SBO Weather and Forecasting Forum Jim & John
Oct 22, 2014
23,188
CAL 35 Cruiser #21 moored EVERETT WA
Andy, I just posted this
Legend 37.5 fuel filter system upgrades?

in answer to an engine dying fuel filter issue and perhaps it is relevant here as well.

The corrosion looks like a copper sulfate corrosion. It occurs on boats when marine salt filled moisture connects with copper in a boats metal parts.
1590969887640.png

On my boat is it shows up a little more greenish blue then the pure blue of CuSO4 Likely a result of other impurities in the process
1590970437558.png

Clean it up and be sure you have a good seal on your fuel cap. Perhaps the O ring is worn or missing.

You can have someone polish your fuel (I had quotes $800 - $1200). You can rig up a filter/pump and do it yourself. (check out fuel polishing systems on the internet.) Or you can use additives (check out the Practical Sailor magazine articles regarding diesel fuel) in the fuel to kill the microbes, clean the lines and buy some extra filters to run through while you use the boat and change the fuel filter more often or when the engine complains and tries to stop. This was my strategy. I became proficient at changing the fuel filter (best time was under 15 minutes from engine cough to back running ).

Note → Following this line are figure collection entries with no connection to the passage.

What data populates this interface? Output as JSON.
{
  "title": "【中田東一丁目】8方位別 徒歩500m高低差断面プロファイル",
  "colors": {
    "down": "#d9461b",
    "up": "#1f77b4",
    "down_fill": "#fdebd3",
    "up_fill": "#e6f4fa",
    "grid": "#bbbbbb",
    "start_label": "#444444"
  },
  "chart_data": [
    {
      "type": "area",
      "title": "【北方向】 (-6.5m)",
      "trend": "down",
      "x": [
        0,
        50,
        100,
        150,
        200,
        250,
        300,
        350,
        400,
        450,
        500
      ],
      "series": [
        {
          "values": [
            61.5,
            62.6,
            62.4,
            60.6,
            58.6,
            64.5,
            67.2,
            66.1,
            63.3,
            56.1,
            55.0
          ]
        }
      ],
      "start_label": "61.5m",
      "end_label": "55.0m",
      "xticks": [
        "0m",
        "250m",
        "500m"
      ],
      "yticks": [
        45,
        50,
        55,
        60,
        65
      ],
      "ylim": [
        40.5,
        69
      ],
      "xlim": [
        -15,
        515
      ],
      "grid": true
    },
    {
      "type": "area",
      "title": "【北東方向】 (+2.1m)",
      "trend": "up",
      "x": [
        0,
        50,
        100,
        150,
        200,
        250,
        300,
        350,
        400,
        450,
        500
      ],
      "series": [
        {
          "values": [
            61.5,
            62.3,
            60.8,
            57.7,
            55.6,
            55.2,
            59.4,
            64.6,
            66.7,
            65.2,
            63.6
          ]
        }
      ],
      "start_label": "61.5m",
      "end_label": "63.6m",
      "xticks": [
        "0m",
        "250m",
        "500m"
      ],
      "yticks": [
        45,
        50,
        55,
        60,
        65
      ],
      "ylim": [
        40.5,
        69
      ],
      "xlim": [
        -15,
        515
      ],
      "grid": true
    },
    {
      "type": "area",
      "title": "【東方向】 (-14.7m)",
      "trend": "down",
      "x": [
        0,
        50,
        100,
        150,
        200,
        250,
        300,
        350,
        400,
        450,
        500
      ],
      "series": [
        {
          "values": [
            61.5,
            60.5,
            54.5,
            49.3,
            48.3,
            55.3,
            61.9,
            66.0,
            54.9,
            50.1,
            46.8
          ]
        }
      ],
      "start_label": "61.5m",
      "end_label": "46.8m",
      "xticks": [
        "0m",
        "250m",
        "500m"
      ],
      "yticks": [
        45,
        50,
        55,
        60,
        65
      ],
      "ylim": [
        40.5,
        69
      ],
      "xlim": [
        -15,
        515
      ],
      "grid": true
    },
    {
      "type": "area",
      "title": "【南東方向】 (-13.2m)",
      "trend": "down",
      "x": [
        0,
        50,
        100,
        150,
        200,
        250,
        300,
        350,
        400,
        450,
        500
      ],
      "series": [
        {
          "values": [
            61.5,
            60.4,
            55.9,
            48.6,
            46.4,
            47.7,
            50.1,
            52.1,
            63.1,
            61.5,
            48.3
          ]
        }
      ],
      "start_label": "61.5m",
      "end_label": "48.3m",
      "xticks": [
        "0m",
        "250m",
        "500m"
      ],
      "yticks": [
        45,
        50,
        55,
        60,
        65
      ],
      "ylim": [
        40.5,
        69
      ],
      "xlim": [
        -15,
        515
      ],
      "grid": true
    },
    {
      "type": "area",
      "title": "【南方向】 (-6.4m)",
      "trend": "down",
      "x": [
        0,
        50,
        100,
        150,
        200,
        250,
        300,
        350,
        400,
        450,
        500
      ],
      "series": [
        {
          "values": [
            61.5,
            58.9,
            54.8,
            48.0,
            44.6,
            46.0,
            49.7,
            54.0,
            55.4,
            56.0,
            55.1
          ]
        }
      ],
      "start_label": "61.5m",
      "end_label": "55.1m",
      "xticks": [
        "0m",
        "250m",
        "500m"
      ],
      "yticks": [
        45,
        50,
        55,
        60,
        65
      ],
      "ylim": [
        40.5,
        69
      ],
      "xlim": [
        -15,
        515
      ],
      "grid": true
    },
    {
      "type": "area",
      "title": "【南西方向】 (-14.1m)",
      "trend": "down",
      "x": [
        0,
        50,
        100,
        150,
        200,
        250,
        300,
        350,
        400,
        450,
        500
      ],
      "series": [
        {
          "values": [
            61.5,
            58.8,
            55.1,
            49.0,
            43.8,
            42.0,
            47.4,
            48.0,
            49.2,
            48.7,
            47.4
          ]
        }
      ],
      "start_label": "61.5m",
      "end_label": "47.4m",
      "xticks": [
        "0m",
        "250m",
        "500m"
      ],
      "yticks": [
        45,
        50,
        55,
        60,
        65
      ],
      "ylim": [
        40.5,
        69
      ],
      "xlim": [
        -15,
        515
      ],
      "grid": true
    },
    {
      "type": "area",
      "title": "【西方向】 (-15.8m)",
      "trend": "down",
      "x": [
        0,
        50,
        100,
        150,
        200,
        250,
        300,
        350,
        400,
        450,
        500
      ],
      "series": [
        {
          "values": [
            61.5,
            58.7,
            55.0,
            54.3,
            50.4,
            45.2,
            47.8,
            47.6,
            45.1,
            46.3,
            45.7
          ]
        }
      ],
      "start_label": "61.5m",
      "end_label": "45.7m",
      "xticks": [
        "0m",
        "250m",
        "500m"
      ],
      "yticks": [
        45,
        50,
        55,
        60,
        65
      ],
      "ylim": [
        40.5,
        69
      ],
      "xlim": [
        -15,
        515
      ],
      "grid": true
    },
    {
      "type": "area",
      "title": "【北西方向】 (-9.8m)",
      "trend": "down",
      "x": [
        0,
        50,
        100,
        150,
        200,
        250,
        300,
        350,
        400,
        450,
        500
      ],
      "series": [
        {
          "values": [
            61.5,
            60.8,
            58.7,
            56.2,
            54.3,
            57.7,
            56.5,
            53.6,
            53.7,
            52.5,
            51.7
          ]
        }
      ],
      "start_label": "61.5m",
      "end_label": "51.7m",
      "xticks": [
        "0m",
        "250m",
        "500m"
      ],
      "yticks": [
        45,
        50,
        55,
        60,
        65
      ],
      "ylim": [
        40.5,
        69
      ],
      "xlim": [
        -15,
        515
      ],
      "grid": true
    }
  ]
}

I carry a couple of extra filters. I really like the simplicity of the Racor 500. Marry it with a vacuum gauge and you will know when the filter needs to be changed.

Good luck.
 

Andy_P

.
May 29, 2020
10
Shipman 28 Säbyviken
Jsailem - thanks v. much for the info. That corrosion looks very similar to ours. I found it could be removed fairly easily with a rag dipped in diesel. We inspected the tank (not bad for its age), put an additive into the fuel and and changed the fuel filters. We have an old CAV 296 filter at the moment, but Racor does seem the way to go. Another job to add to the list...
 

jssailem

SBO Weather and Forecasting Forum Jim & John
Oct 22, 2014
23,188
CAL 35 Cruiser #21 moored EVERETT WA
I have seen the CAV296. I discovered they make a spin on/off alternative. Would make it less messy.

I have been thinking about changing my on engine filter ( I call it the primary others say it is the "secondary" - tomato / tomato). The spin off might make it less messy when I have to change the filter on the engine. Also there would be less fuel to "Prime" as you can fill the filter with fuel before you spin it on..

I think I may be talkign myself into this upgrade.

The Racor is a great design. It what has sped up /cleaned up my filter changes.
 

Andy_P

.
May 29, 2020
10
Shipman 28 Säbyviken
The Drive Force looks interesting. Changing the CAV 296 was indeed messy. Made worse by the fact that the plastic drain plug snapped off - I had to loosen the whole filter assembly from the top and let the diesel run down the sides of the filter and glass bowl. The upgrade is tempting.